There is life after elections

By Michael Lashley

Questions: What do you live for? Who do you live for? Why do you talk so much about how you “tief de people and dem mangoes”? Why do you spend so much time on public policy issues? Do you realize how much time you spend talking and writing about politics? Do you realize that your writing is so intellectual that few people will read it?

Comments: I like to hear you talk about music. Your piece on Caribbean food was great. Your tribute to (calypsonian) Black Stalin was well written. I love to hear you talk. Your speech was inspiring. Your presentation on art was an eye-opener. You should concentrate on writing; that’s what you are really good at; forget the other aspects of journalism.

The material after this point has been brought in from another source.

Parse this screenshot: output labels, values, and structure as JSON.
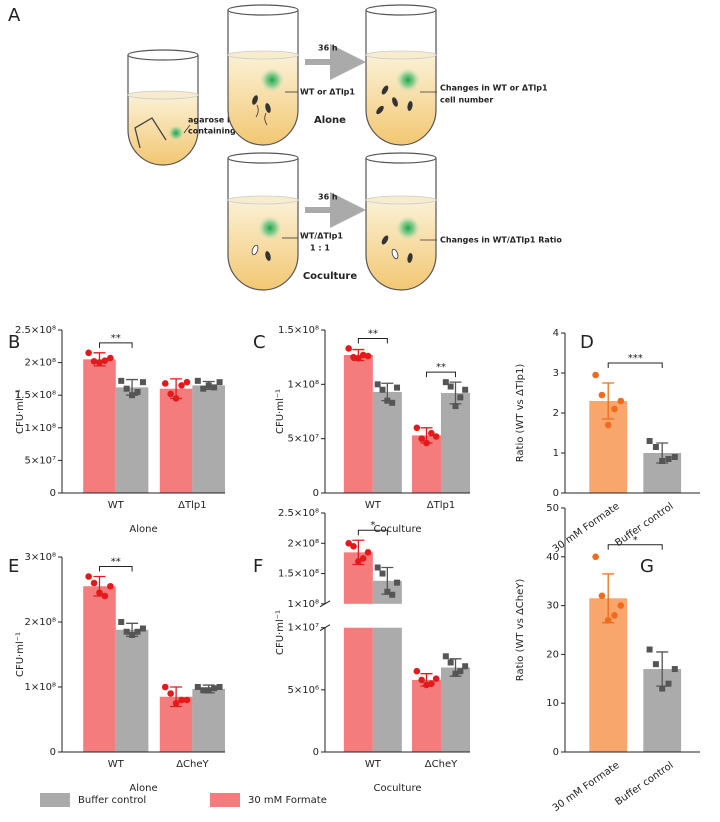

Those are the sets of questions and comments most frequently sent my way. All are well intentioned and important because they raise the age-old philosophical question about the meaning and purpose of life.

The ideal would be to deal with public policy and politics in a simple and entertaining way. And to present cultural, social and entertainment issues in an uplifting way that illustrates their critical role in giving meaning and joy to life, in building social cohesion and community, and in supporting and providing solutions to the challenges we face in public policy and politics.

After election day has come and gone, we will do well to remember the colourful and insightful definition of calypso music (which corresponds with my approach to life) put forward by my all-time favourite singer David Michael Rudder: “It is a living vibration / Rooted deep within my Caribbean belly”.

In that same vein, his distinguished colleague Christopher Tambu Herbert also alerts us to the fact that “The journey now start”: our substantive hard work remains and continues to demand our attention, once the election is over.

The fact is that activist journalism is something I enjoy doing. It is one of the ways in which I fight for what I believe in.

It fits in neatly with another of my main activities: public speaking and motivational speaking. My three most recent speaking engagements have brought me the enormous satisfaction of seeing people doing constructive things, enjoying themselves and sharing with others in the process of giving to community.

I applaud the Mississauga 55 Cari-Can Group (Winston Cross and Jean Turner Williams got me involved); Imagemakers 4 Art Gallery and Community Space in Port Credit, Mississauga (Beverly Tang-Kong and Lloyd Pierre roped me in); and the Pickering Reading Program (Mala and Vinod Mahabir run an award-winning project for children).

As for my business activities, they are equally fulfilling and are mainly centered in the Mississauga Board of Trade where Sheldon Leiba and Rosa Lokaisingh keep me on my intellectual toes in our widely supported efforts to find structured solutions to challenges in business, international trade and education.

We are living the strategic approach used by Mayor Hazel McCallion to bring immense success to Mississauga: You have to involve many aspects of the community and you have to get people to develop their vision of what they want their community to be.

Public policy issues may require some “heavy” reading and writing, so one tries to keep to a maximum of 500-750 words. The work has to be done, especially through public education, which is one of the cardinal objectives of responsible journalism. The alternative “solutions” run counter to our shared commitment to participatory democracy.

I remain convinced that the trends in Canada’s labour market indicate more disaster to come, especially for our young people and new immigrants. But I continue my campaign for a change in policy direction in these two areas related to community development.

My solution revolves around redefining and re-engineering education. My thanks to all those who endorsed my commentary on this subject: “Education also belongs outside the box.”

Mahatma Gandhi advises us to “be the change that you wish to see in the world.”